Рассматриваемые с точки зрения их земного, то есть не фиктивного, а реального существования, огромное большинство людей представляет собой столь унизительное зрелище, столь безнадежное, бедное инициативой, волей и умом, что поистине нужно быть одаренным редкой способностью строить себе иллюзии, чтобы найти в них бессмертную душу и тень какой-либо свободной воли. Они представляются нам как существа абсолютно и фатально ограниченные, ограниченные прежде всего внешней природой, характером почвы и всеми материальными условиями их существования, ограниченные бесчисленными политическими, религиозными и социальными отношениями, обычаями, привычками, законами, целой массой предрассудков или мыслей, медленно выработанных предыдущими веками; они получают эти мысли уже при рождении на свет в обществе, которого они являются отнюдь не создателями, но сперва – продуктом, а позднее – орудием. На тысячу людей едва ли найдется один, о котором можно сказать не безусловно, но лишь относительно, что он желает и думает самостоятельно.

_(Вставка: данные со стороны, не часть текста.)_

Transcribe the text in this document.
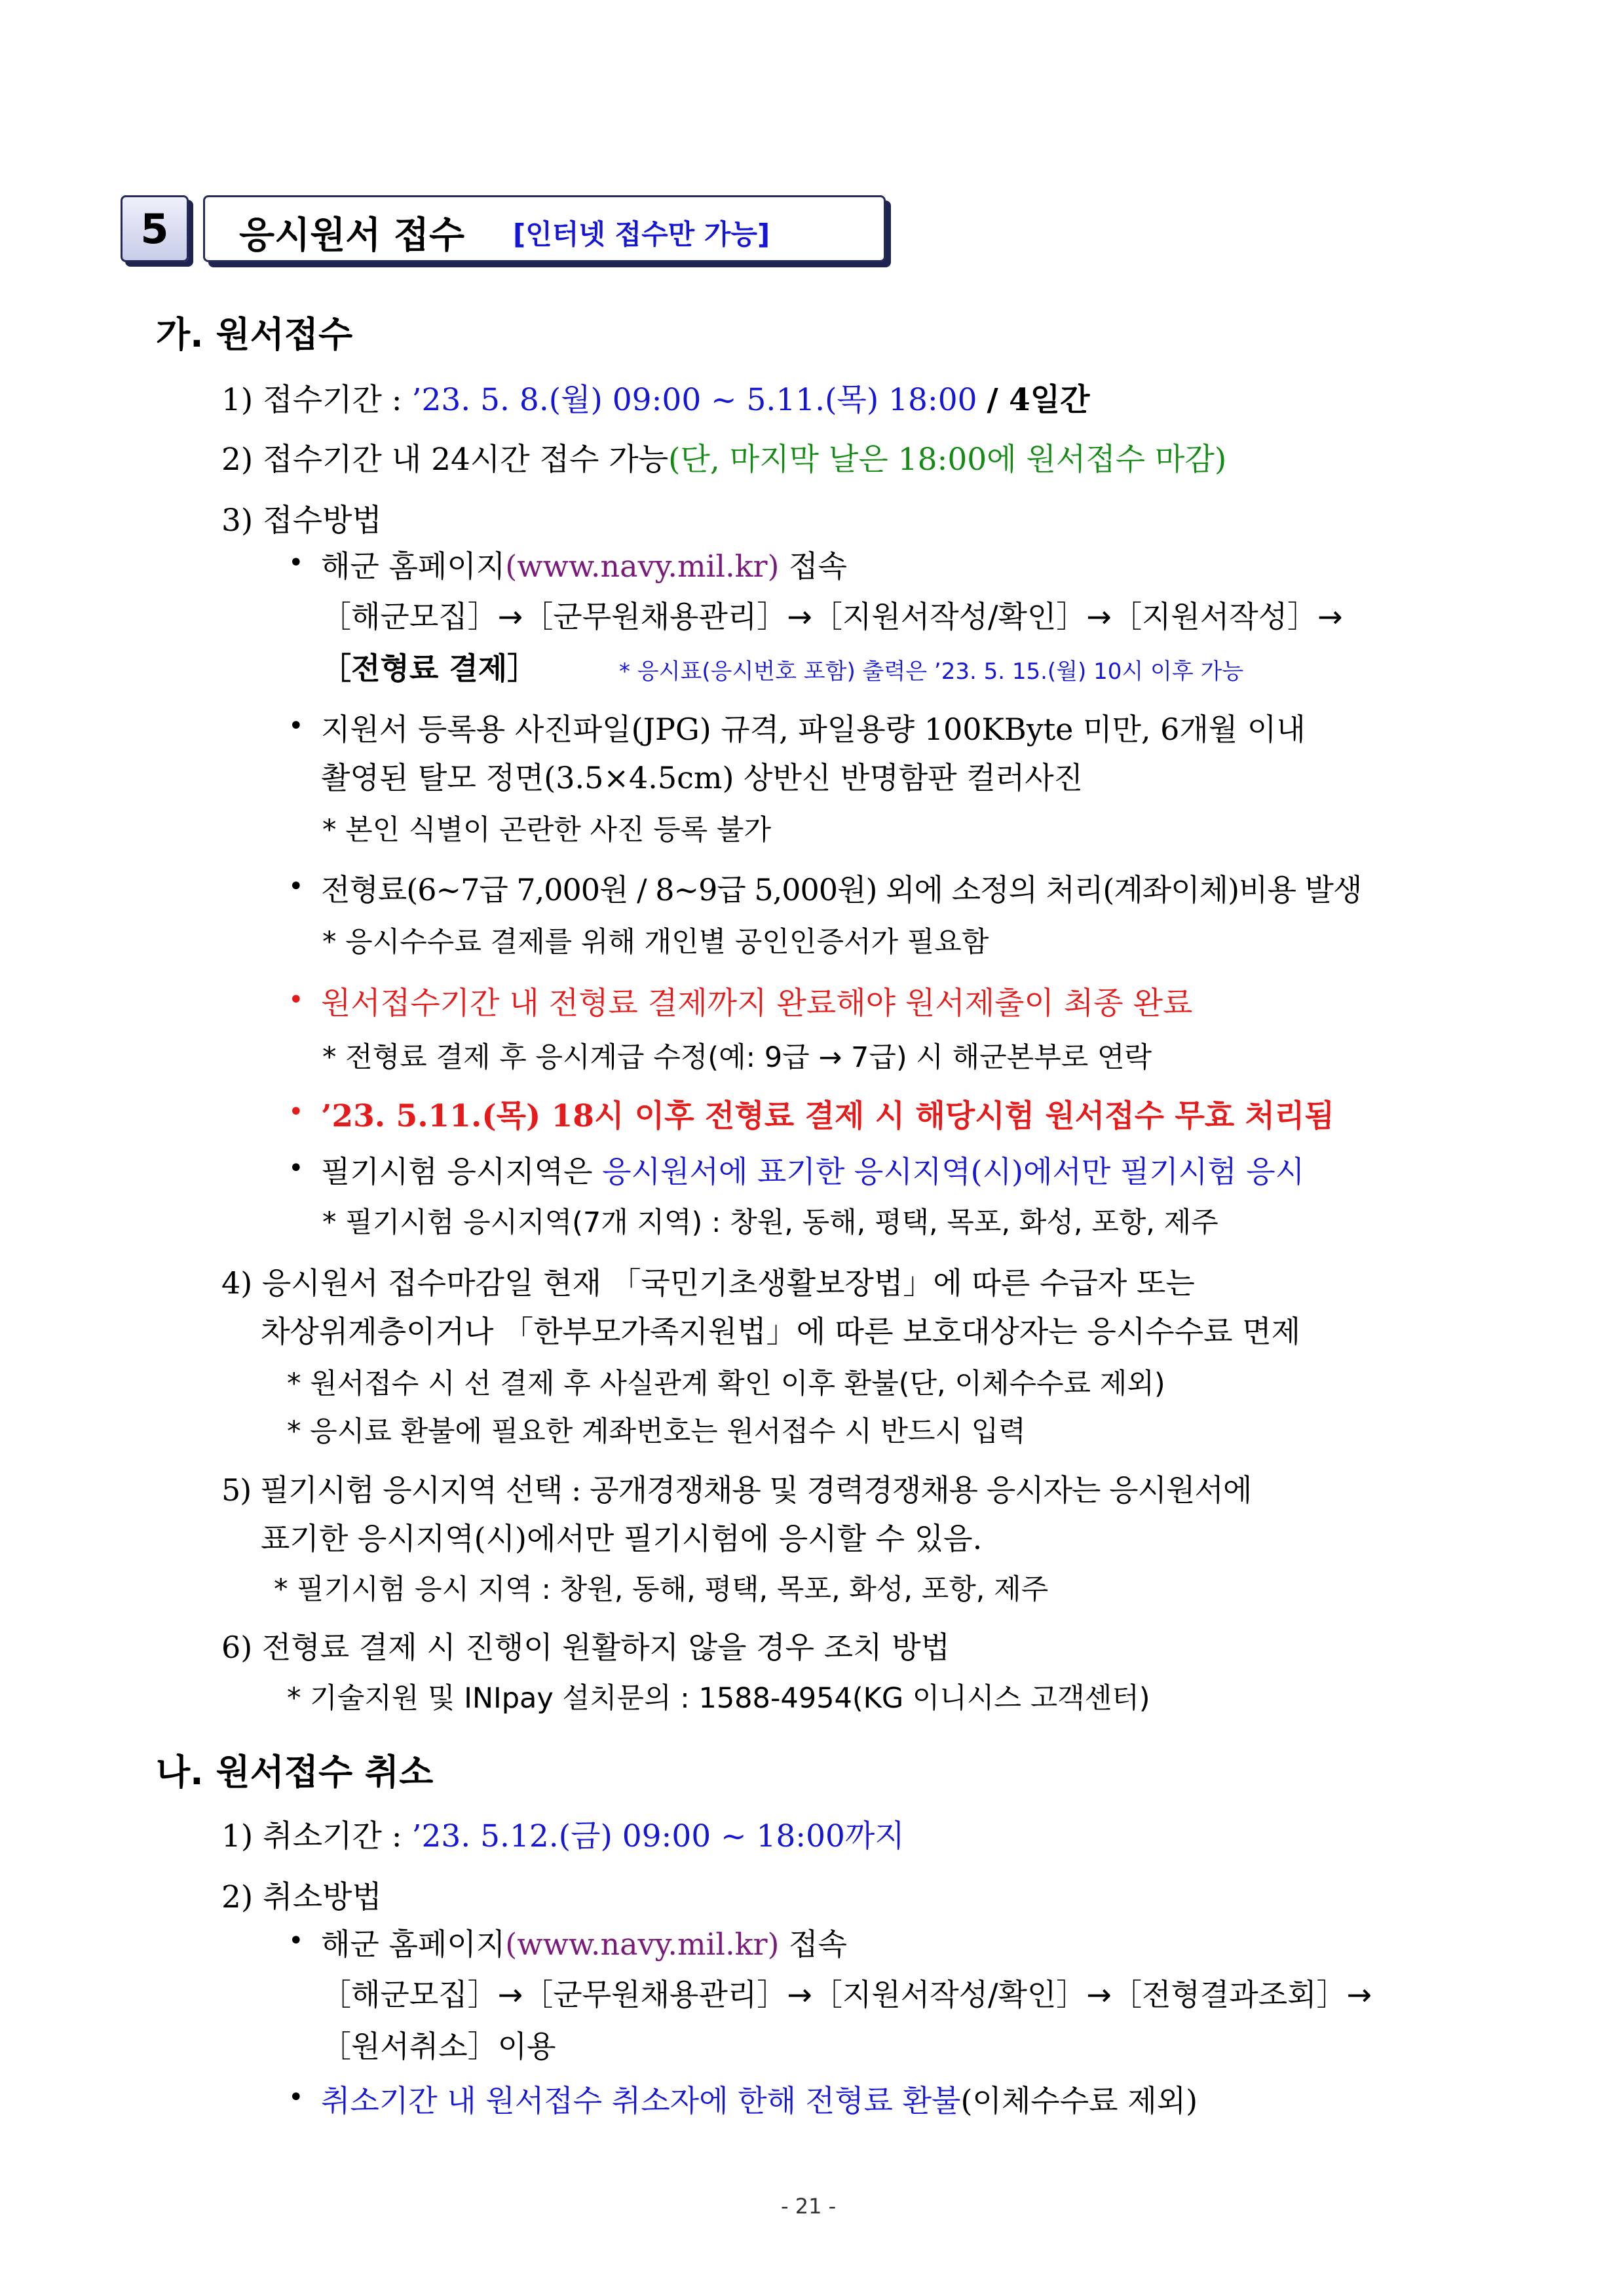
5 응시원서 접수 [인터넷 접수만 가능]
가. 원서접수
1) 접수기간 : ’23. 5. 8.(월) 09:00 ~ 5.11.(목) 18:00 / 4일간
2) 접수기간 내 24시간 접수 가능(단, 마지막 날은 18:00에 원서접수 마감)
3) 접수방법
• 해군 홈페이지(www.navy.mil.kr) 접속
［해군모집］→［군무원채용관리］→［지원서작성/확인］→［지원서작성］→
［전형료 결제］	* 응시표(응시번호 포함) 출력은 ’23. 5. 15.(월) 10시 이후 가능
• 지원서 등록용 사진파일(JPG) 규격, 파일용량 100KByte 미만, 6개월 이내
촬영된 탈모 정면(3.5×4.5cm) 상반신 반명함판 컬러사진
* 본인 식별이 곤란한 사진 등록 불가
• 전형료(6~7급 7,000원 / 8~9급 5,000원) 외에 소정의 처리(계좌이체)비용 발생
* 응시수수료 결제를 위해 개인별 공인인증서가 필요함
• 원서접수기간 내 전형료 결제까지 완료해야 원서제출이 최종 완료
* 전형료 결제 후 응시계급 수정(예: 9급 → 7급) 시 해군본부로 연락
• ’23. 5.11.(목) 18시 이후 전형료 결제 시 해당시험 원서접수 무효 처리됨
• 필기시험 응시지역은 응시원서에 표기한 응시지역(시)에서만 필기시험 응시
* 필기시험 응시지역(7개 지역) : 창원, 동해, 평택, 목포, 화성, 포항, 제주
4) 응시원서 접수마감일 현재 「국민기초생활보장법」에 따른 수급자 또는
차상위계층이거나 「한부모가족지원법」에 따른 보호대상자는 응시수수료 면제
* 원서접수 시 선 결제 후 사실관계 확인 이후 환불(단, 이체수수료 제외)
* 응시료 환불에 필요한 계좌번호는 원서접수 시 반드시 입력
5) 필기시험 응시지역 선택 : 공개경쟁채용 및 경력경쟁채용 응시자는 응시원서에
표기한 응시지역(시)에서만 필기시험에 응시할 수 있음.
* 필기시험 응시 지역 : 창원, 동해, 평택, 목포, 화성, 포항, 제주
6) 전형료 결제 시 진행이 원활하지 않을 경우 조치 방법
* 기술지원 및 INIpay 설치문의 : 1588-4954(KG 이니시스 고객센터)
나. 원서접수 취소
1) 취소기간 : ’23. 5.12.(금) 09:00 ~ 18:00까지
2) 취소방법
• 해군 홈페이지(www.navy.mil.kr) 접속
［해군모집］→［군무원채용관리］→［지원서작성/확인］→［전형결과조회］→
［원서취소］이용
• 취소기간 내 원서접수 취소자에 한해 전형료 환불(이체수수료 제외)
- 21 -
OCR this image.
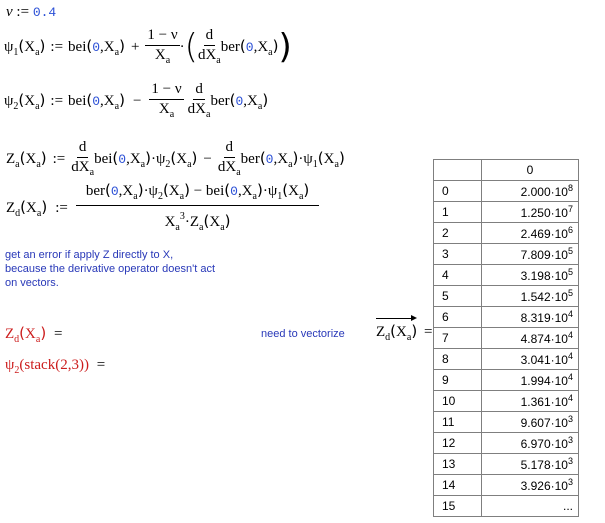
ν := 0.4
$\psi_1(X_a)$ := $bei(0,X_a) + \frac{1 - \nu}{X_a}$ · ( $\frac{d}{dX_a} ber(0,X_a)$ )
$\psi_2(X_a)$ := $bei(0,X_a) - \frac{1 - \nu}{X_a} \frac{d}{dX_a} ber(0,X_a)$
$Z_a(X_a)$ := $\frac{d}{dX_a} bei(0,X_a)\cdot\psi_2(X_a) - \frac{d}{dX_a} ber(0,X_a)\cdot\psi_1(X_a)$
$Z_d(X_a)$ := $\frac{ber(0,X_a)\cdot\psi_2(X_a) - bei(0,X_a)\cdot\psi_1(X_a)}{X_a^3\cdot Z_a(X_a)}$
get an error if apply Z directly to X, because the derivative operator doesn't act on vectors.
$Z_d(X_a)$ =
$\psi_2(stack(2,3))$ =
need to vectorize $Z_d(X_a)$ =
	0
0	$2.000\cdot 10^8$
1	$1.250\cdot 10^7$
2	$2.469\cdot 10^6$
3	$7.809\cdot 10^5$
4	$3.198\cdot 10^5$
5	$1.542\cdot 10^5$
6	$8.319\cdot 10^4$
7	$4.874\cdot 10^4$
8	$3.041\cdot 10^4$
9	$1.994\cdot 10^4$
10	$1.361\cdot 10^4$
11	$9.607\cdot 10^3$
12	$6.970\cdot 10^3$
13	$5.178\cdot 10^3$
14	$3.926\cdot 10^3$
15	...
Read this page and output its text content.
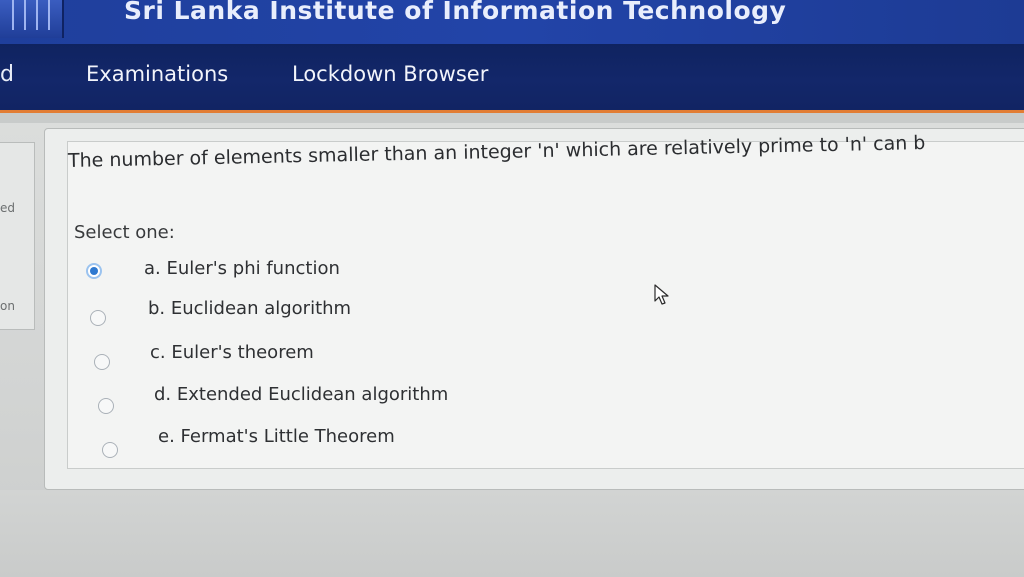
Sri Lanka Institute of Information Technology
d	Examinations	Lockdown Browser
ed
on
The number of elements smaller than an integer 'n' which are relatively prime to 'n' can b
Select one:
a. Euler's phi function
b. Euclidean algorithm
c. Euler's theorem
d. Extended Euclidean algorithm
e. Fermat's Little Theorem
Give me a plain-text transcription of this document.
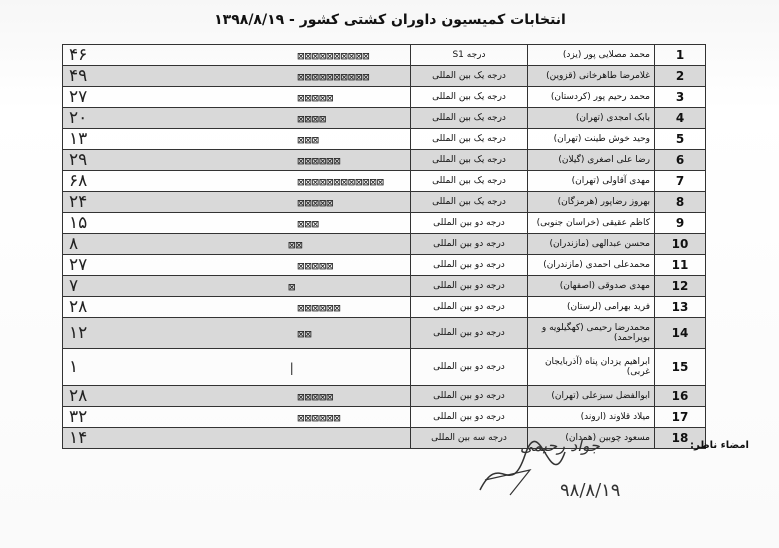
انتخابات کمیسیون داوران کشتی کشور - ۱۳۹۸/۸/۱۹
1	محمد مصلایی پور (یزد)	درجه S1	۴۶ ⊠⊠⊠⊠⊠⊠⊠⊠⊠⊠
2	غلامرضا طاهرخانی (قزوین)	درجه یک بین المللی	۴۹ ⊠⊠⊠⊠⊠⊠⊠⊠⊠⊠
3	محمد رحیم پور (کردستان)	درجه یک بین المللی	۲۷ ⊠⊠⊠⊠⊠
4	بابک امجدی (تهران)	درجه یک بین المللی	۲۰ ⊠⊠⊠⊠
5	وحید خوش طینت (تهران)	درجه یک بین المللی	۱۳ ⊠⊠⊠
6	رضا علی اصغری (گیلان)	درجه یک بین المللی	۲۹ ⊠⊠⊠⊠⊠⊠
7	مهدی آقاولی (تهران)	درجه یک بین المللی	۶۸ ⊠⊠⊠⊠⊠⊠⊠⊠⊠⊠⊠⊠
8	بهروز رضاپور (هرمزگان)	درجه یک بین المللی	۲۴ ⊠⊠⊠⊠⊠
9	کاظم عقیقی (خراسان جنوبی)	درجه دو بین المللی	۱۵ ⊠⊠⊠
10	محسن عبدالهی (مازندران)	درجه دو بین المللی	۸ ⊠⊠
11	محمدعلی احمدی (مازندران)	درجه دو بین المللی	۲۷ ⊠⊠⊠⊠⊠
12	مهدی صدوقی (اصفهان)	درجه دو بین المللی	۷ ⊠
13	فرید بهرامی (لرستان)	درجه دو بین المللی	۲۸ ⊠⊠⊠⊠⊠⊠
14	محمدرضا رحیمی (کهگیلویه و بویراحمد)	درجه دو بین المللی	۱۲ ⊠⊠
15	ابراهیم یزدان پناه (آذربایجان غربی)	درجه دو بین المللی	۱ |
16	ابوالفضل سبزعلی (تهران)	درجه دو بین المللی	۲۸ ⊠⊠⊠⊠⊠
17	میلاد قلاوند (اروند)	درجه دو بین المللی	۳۲ ⊠⊠⊠⊠⊠⊠
18	مسعود چوبین (همدان)	درجه سه بین المللی	۱۴	امضاء ناظر:
جواد رحیمی
۹۸/۸/۱۹
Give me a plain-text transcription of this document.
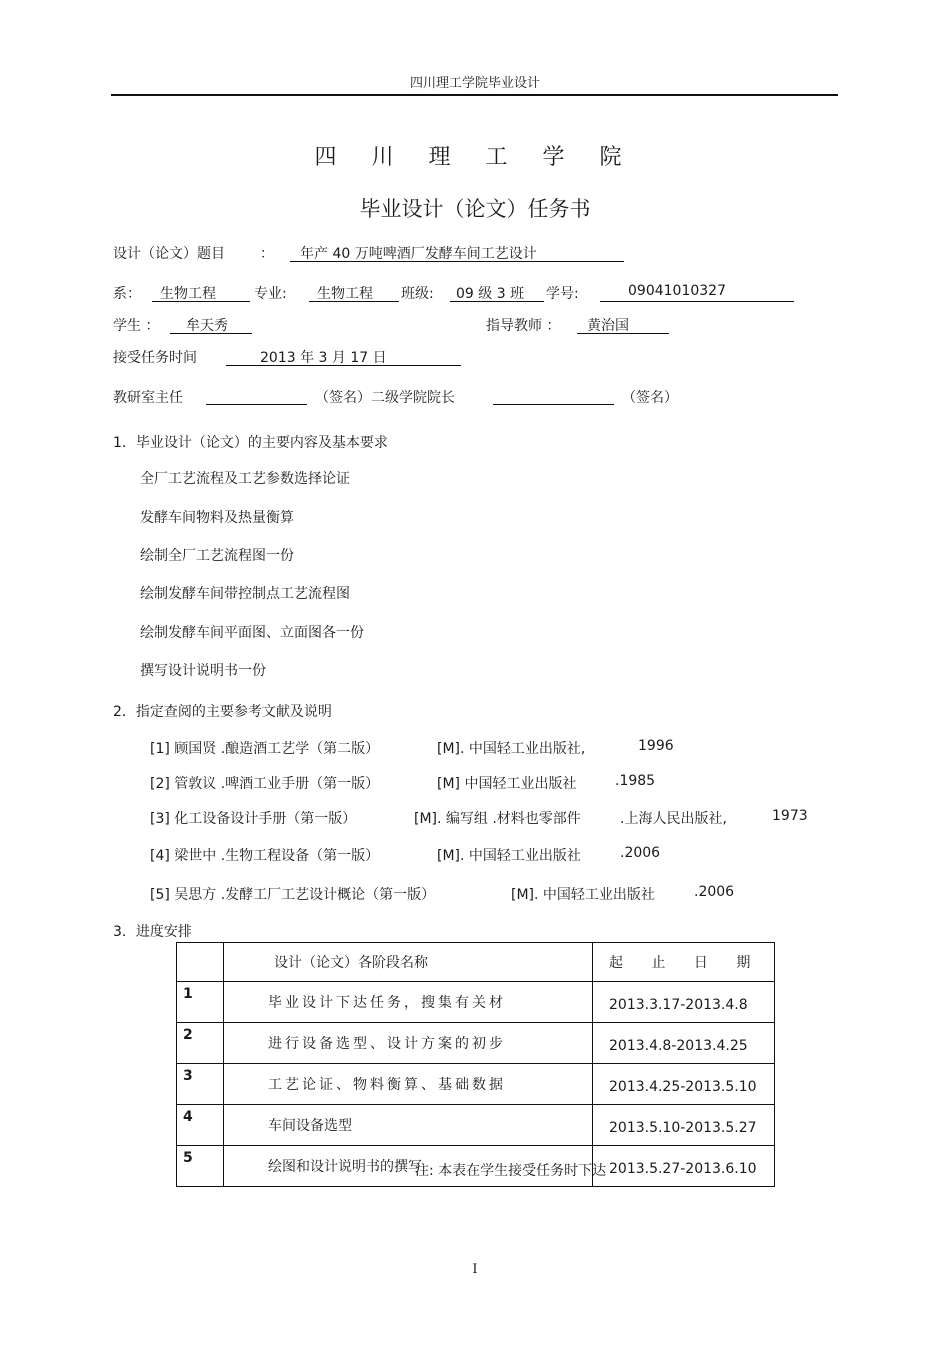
四川理工学院毕业设计
四 川 理 工 学 院
毕业设计（论文）任务书
设计（论文）题目	：	年产 40 万吨啤酒厂发酵车间工艺设计
系：	生物工程	专业:	生物工程	班级:	09 级 3 班	学号:	09041010327
学生 ：	牟天秀	指导教师 ：	黄治国
接受任务时间	2013 年 3 月 17 日
教研室主任	（签名）二级学院院长	（签名）
1．毕业设计（论文）的主要内容及基本要求
全厂工艺流程及工艺参数选择论证
发酵车间物料及热量衡算
绘制全厂工艺流程图一份
绘制发酵车间带控制点工艺流程图
绘制发酵车间平面图、立面图各一份
撰写设计说明书一份
2．指定查阅的主要参考文献及说明
[1] 顾国贤 .酿造酒工艺学（第二版）	[M]. 中国轻工业出版社,	1996
[2] 管敦议 .啤酒工业手册（第一版）	[M] 中国轻工业出版社	.1985
[3] 化工设备设计手册（第一版）	[M]. 编写组 .材料也零部件	.上海人民出版社,	1973
[4] 梁世中 .生物工程设备（第一版）	[M]. 中国轻工业出版社	.2006
[5] 吴思方 .发酵工厂工艺设计概论（第一版）	[M]. 中国轻工业出版社	.2006
3．进度安排
	设计（论文）各阶段名称	起 止 日 期
1	毕业设计下达任务，搜集有关材	2013.3.17-2013.4.8
2	进行设备选型、设计方案的初步	2013.4.8-2013.4.25
3	工艺论证、物料衡算、基础数据	2013.4.25-2013.5.10
4	车间设备选型	2013.5.10-2013.5.27
5	绘图和设计说明书的撰写	2013.5.27-2013.6.10
注: 本表在学生接受任务时下达
I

Громадное большинство человеческих индивидов не только среди невежественных масс, но точно так же в образованных и привилегированных классах хочет и думает лишь то, что все вокруг них думают, чего все хотят. Они верят, конечно, будто хотят и думают самостоятельно, но на самом деле они лишь рабски, по рутине, с ничтожными, едва заметными изменениями воспроизводят чужие мысли и желания. Это рабство, эта рутина, неиссякаемый источник общих мест, это отсутствие бунта воли, инициативы мысли индивидов – главные причины безнадежной медлительности исторического развития человечества. Для нас, материалистов или реалистов, не верующих ни в бессмертие души, ни в свободную волю, эта медлительность, как она ни печальна, представляется естественной. Происходя от гориллы, человек лишь с громадными трудностями достигает сознания своей человечности и осуществления своей свободы. Вначале он не может обладать ни этим сознанием, ни этой свободой. Он рождается диким животным и рабом и очеловечивается и прогрессивно эмансипируется лишь в недрах общества, которое необходимо предшествует зарождению его мысли, слова и воли. И он может достичь этого лишь коллективным усилием всех бывших и настоящих членов этого общества, которое, следовательно, есть основа и естественная исходная точка его человеческого существования. Из этого следует, что человек осуществляет свою индивидуальную свободу или свою личность, лишь пополняя себя всеми окружающими его индивидами и лишь благодаря труду и коллективному могуществу общества, вне коего он остался бы, без сомнения, самым грубым и самым несчастным из всех жестоких животных, существующих на земле. По системе материалистов, единственной естественной и логичной, общество не только не уменьшает и не ограничивает, но, напротив, создает свободу человеческих индивидов. Оно – корень, дерево, свобода же – его плод. Следовательно, в каждую эпоху человек должен искать свою свободу не в начале, но в конце истории, и можно сказать, что действительное и полное освобождение каждого человеческого индивида есть настоящая великая цель, высший результат Истории.